Rojali, Rohana, dan Kita yang Lupa Berempati

Posted on

Fenomena Rojali dan Rohana, Kebiasaan Belanja yang Perlu Diperhatikan

Dalam beberapa waktu terakhir, istilah Rojali dan Rohana semakin sering muncul dalam berbagai media. Baik di media sosial, media massa, hingga berita televisi, kedua istilah ini menjadi gambaran dari kebiasaan belanja yang kini marak terjadi. Meski terdengar lucu, fenomena ini sebenarnya menyimpan makna yang perlu kita renungkan bersama.

Rojali merujuk pada kelompok orang yang datang dengan jumlah banyak, duduk lama di kafe atau tempat makan, tetapi hanya melakukan pembelian yang sangat sedikit. Mereka biasanya mencari fasilitas seperti wifi atau suasana nyaman. Namun, hal ini menimbulkan masalah bagi pemilik usaha, karena biaya operasional seperti listrik, bahan baku, sewa, hingga upah pekerja tetap harus dipenuhi. Jumlah pengunjung yang banyak bukanlah masalah utama, melainkan konsekuensi dari perilaku yang tidak seimbang.

Namun, tidak semua Rojali mengganggu. Jika mereka tidak memakan ruang terlalu lama, tidak mengganggu pengunjung lain, dan menjaga etika sebagai tamu, maka tindakan tersebut bisa diterima. Bagi yang sedang berhemat, lebih baik memilih tempat yang gratis atau datang di waktu yang tidak ramai agar tidak mengganggu pelanggan lain. Intinya adalah: nikmati suasana, tetapi tetap sadar akan situasi.

Berbeda dengan Rojali, Rohana mengacu pada para pengunjung yang hanya bertanya, mencoba barang, atau bahkan membuat pegawai toko sibuk mencari ukuran yang tepat. Setelahnya, mereka pergi tanpa membeli apa-apa. Akhirnya, mereka membeli barang tersebut di toko online dengan alasan harga yang lebih murah. Secara hukum, tidak ada yang salah dengan tindakan ini. Namun, jika dilihat dari sudut pandang manusia, apakah kita pernah memikirkan bagaimana capeknya pegawai yang melayani?
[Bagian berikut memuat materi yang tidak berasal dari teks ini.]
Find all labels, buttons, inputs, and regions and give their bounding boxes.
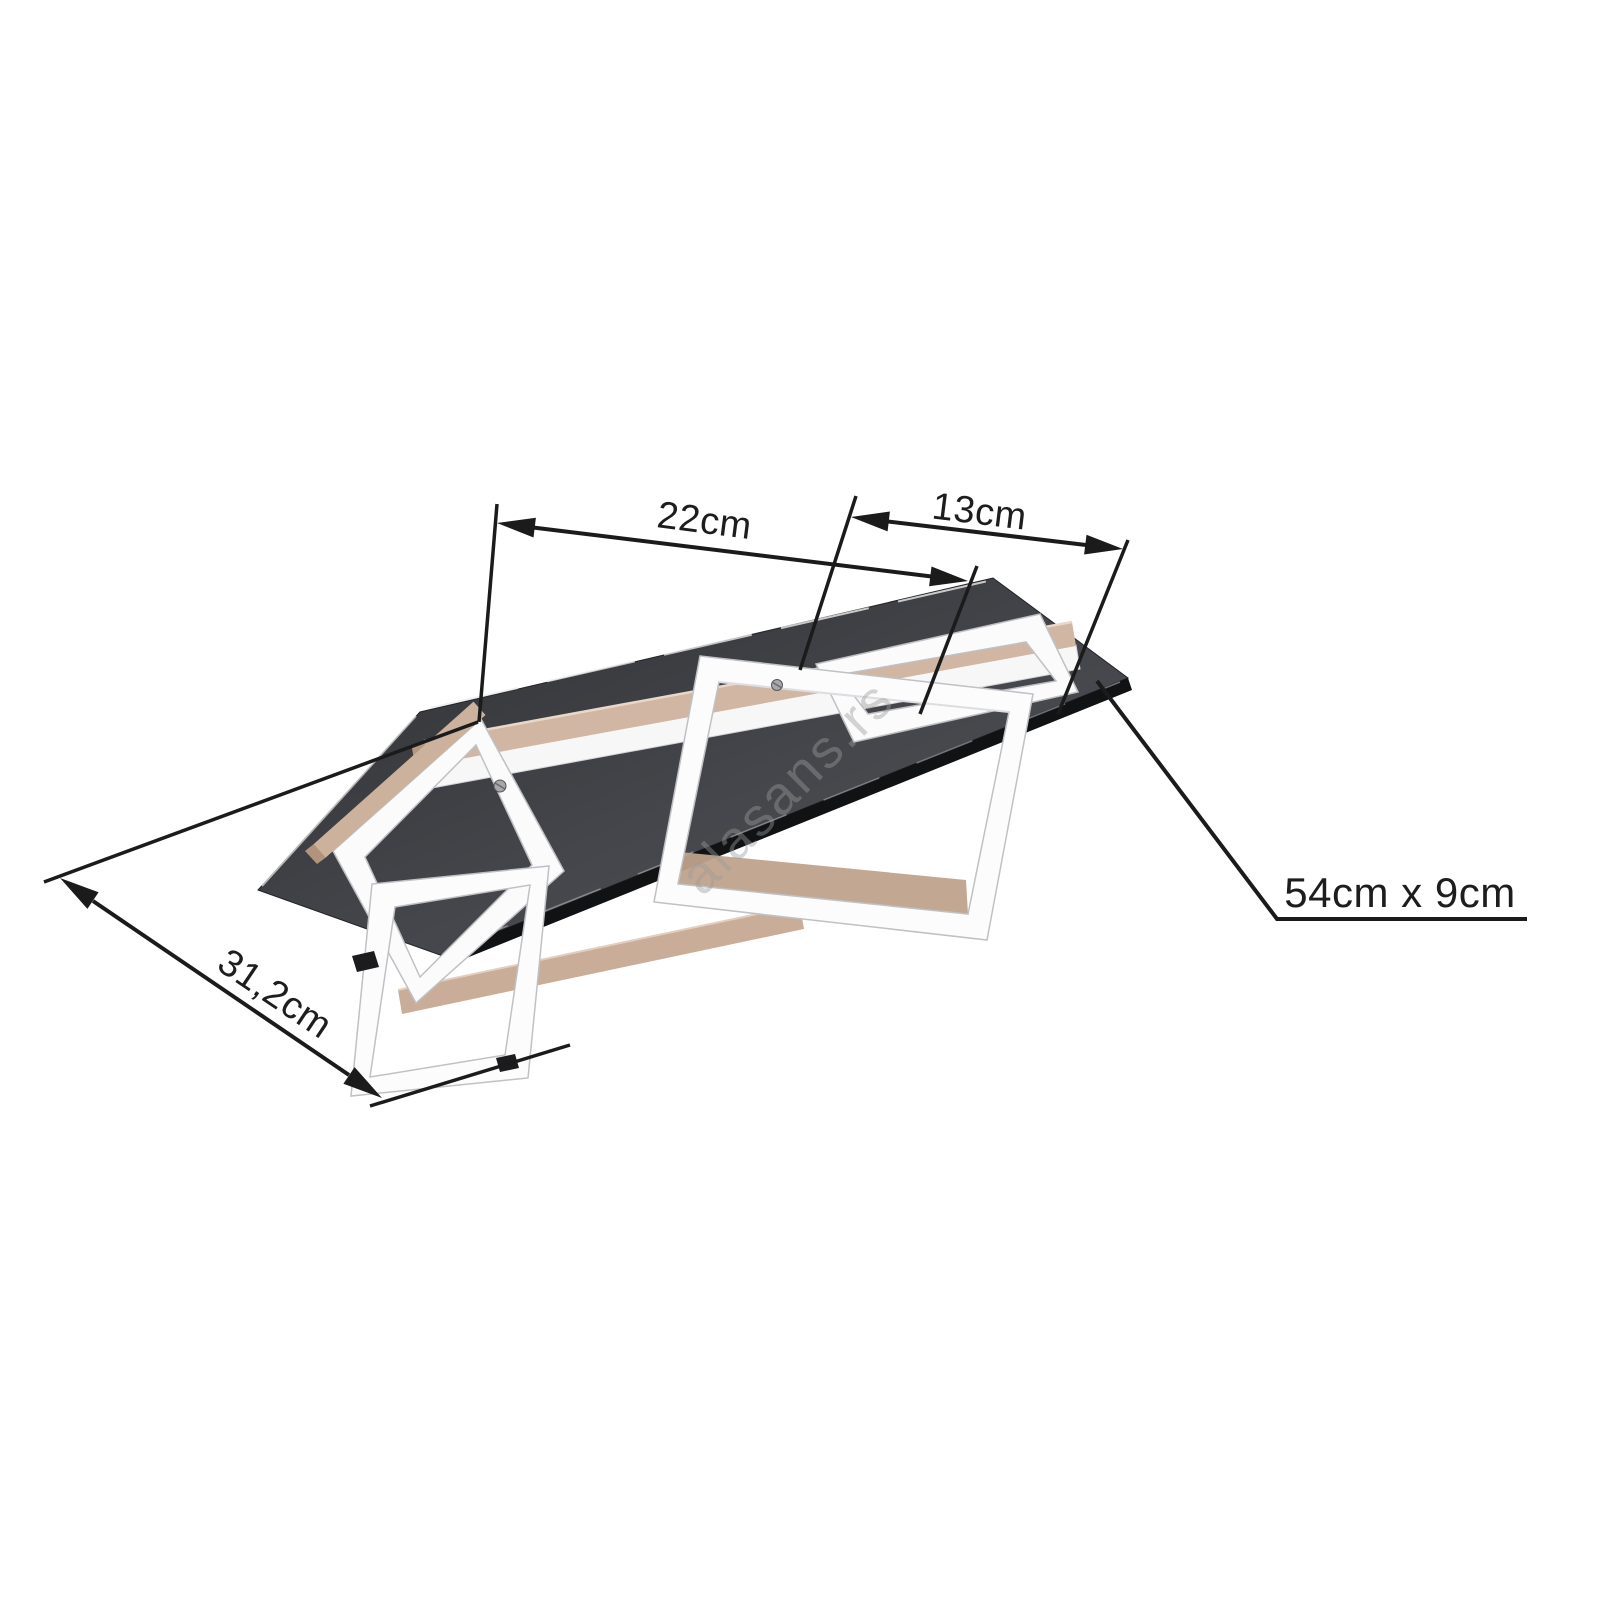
arrowhead-right-icon — [1084, 535, 1123, 555]
dimension-label-left-span: 22cm — [655, 494, 754, 548]
arrowhead-left-icon — [851, 512, 890, 532]
arrowhead-right-icon — [929, 567, 968, 587]
dimension-label-right-span: 13cm — [930, 485, 1029, 538]
arrowhead-left-icon — [497, 518, 536, 538]
extension-line-22-left — [479, 504, 497, 722]
arrowhead-up-left-icon — [60, 878, 99, 909]
screw-icon — [772, 680, 783, 691]
diagram-canvas: alasans.rs — [0, 0, 1600, 1600]
product-dimension-diagram: alasans.rs — [0, 0, 1600, 1600]
dimension-label-overall-size: 54cm x 9cm — [1284, 869, 1515, 916]
screw-icon — [494, 780, 506, 792]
Bagi pelaku usaha kecil, setiap pengunjung memiliki arti penting untuk menutup biaya operasional harian. Oleh karena itu, rasa hormat dan empati perlu dijaga. Tidak semua orang bisa menanggung beban ekonomi yang sama, tetapi kita tetap bisa menjadi pembeli yang bijak. Bukan hanya melihat harga, tapi juga menghargai jerih payah orang lain.

Di tengah kondisi keuangan yang belum stabil, kita perlu lebih teliti dan berhati-hati dalam membelanjakan uang. Sebelum membeli barang viral, mencicipi makanan kekinian, atau mampir ke tempat-tempat hits, cobalah tanyakan pada diri sendiri:

  • Apakah ini aman untuk kebutuhan esok hari?
  • Apakah ini aman untuk bayar sekolah anak nanti?
  • Apakah ini tidak menggerus dana darurat yang seharusnya disiapkan untuk hal-hal penting?
  • Apakah cicilan dan utang sudah ditunaikan?
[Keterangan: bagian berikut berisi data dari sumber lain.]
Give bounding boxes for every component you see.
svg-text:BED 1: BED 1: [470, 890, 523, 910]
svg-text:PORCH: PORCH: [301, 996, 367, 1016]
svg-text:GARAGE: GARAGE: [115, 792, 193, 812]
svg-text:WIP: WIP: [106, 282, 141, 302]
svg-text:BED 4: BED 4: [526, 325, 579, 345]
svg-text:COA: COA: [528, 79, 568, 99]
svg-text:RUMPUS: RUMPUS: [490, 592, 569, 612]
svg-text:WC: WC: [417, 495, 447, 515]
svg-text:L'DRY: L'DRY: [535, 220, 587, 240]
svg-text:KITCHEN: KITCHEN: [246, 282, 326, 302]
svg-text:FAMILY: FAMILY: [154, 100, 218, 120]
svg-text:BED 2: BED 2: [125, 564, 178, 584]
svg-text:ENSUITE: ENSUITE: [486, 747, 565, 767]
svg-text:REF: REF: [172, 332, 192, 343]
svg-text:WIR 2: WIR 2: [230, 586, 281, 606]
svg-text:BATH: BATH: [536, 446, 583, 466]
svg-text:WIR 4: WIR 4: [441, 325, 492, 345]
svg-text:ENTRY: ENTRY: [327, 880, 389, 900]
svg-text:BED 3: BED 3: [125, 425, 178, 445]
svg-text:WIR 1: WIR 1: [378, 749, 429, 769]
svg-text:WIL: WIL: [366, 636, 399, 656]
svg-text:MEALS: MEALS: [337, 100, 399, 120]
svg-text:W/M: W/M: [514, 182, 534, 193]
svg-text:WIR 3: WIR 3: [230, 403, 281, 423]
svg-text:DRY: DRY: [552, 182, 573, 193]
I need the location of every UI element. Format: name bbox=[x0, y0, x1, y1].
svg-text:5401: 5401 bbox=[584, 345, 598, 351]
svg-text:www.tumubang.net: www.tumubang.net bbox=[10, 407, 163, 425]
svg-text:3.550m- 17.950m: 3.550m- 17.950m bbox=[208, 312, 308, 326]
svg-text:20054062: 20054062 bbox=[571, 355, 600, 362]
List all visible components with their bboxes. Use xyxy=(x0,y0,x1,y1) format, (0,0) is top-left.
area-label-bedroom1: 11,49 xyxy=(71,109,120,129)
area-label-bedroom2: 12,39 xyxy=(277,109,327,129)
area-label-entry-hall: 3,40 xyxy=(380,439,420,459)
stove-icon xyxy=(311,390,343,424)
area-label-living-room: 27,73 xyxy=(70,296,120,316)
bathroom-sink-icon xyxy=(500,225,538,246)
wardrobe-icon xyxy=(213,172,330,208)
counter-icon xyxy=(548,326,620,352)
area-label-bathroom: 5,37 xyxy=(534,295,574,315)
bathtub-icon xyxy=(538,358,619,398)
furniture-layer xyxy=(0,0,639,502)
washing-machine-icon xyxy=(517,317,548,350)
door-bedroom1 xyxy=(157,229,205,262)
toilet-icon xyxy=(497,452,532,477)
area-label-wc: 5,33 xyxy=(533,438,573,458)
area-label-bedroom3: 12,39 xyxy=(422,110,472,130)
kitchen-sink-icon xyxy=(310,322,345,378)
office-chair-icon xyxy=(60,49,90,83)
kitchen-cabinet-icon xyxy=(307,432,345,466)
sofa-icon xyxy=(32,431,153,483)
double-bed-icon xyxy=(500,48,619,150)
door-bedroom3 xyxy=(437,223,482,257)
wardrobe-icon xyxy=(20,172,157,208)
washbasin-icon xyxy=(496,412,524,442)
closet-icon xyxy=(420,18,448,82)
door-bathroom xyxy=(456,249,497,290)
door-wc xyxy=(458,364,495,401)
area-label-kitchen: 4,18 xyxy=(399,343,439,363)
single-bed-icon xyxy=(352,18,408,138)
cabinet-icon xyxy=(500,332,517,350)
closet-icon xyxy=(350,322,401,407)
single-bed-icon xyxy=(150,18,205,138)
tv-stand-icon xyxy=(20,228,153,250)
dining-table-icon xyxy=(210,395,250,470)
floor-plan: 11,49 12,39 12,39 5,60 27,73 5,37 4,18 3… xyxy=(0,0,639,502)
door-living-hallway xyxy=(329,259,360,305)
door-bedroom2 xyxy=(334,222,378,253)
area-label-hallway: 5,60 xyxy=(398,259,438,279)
Jangan sampai performa sosial hari ini menjadi masalah finansial di masa depan. Jangan pula hanya karena gengsi akhirnya malah menambah beban. Kadang, sesuatu yang tampak menyenangkan sesaat justru membawa kesedihan di kemudian hari.

Dan kalau pun suatu saat kita berada di posisi sebagai Rojali atau Rohana, tentu tidak masalah. Selama tetap menggunakan empati dan memakai hati. Belanja bukan hanya soal transaksi, tapi juga interaksi. Para pedagang dan pelayan toko bukan sekadar penyedia jasa, mereka juga manusia yang pantas dihargai.

Maka, alih-alih sibuk melabeli diri sebagai “tim Rojali” atau “tim Rohana”, mengapa tidak fokus saja menjadi pribadi yang lebih sadar diri? Karena menjadi konsumen yang tahu batas dan punya rasa, adalah bagian dari tanggung jawab sosial yang kadang terlupa.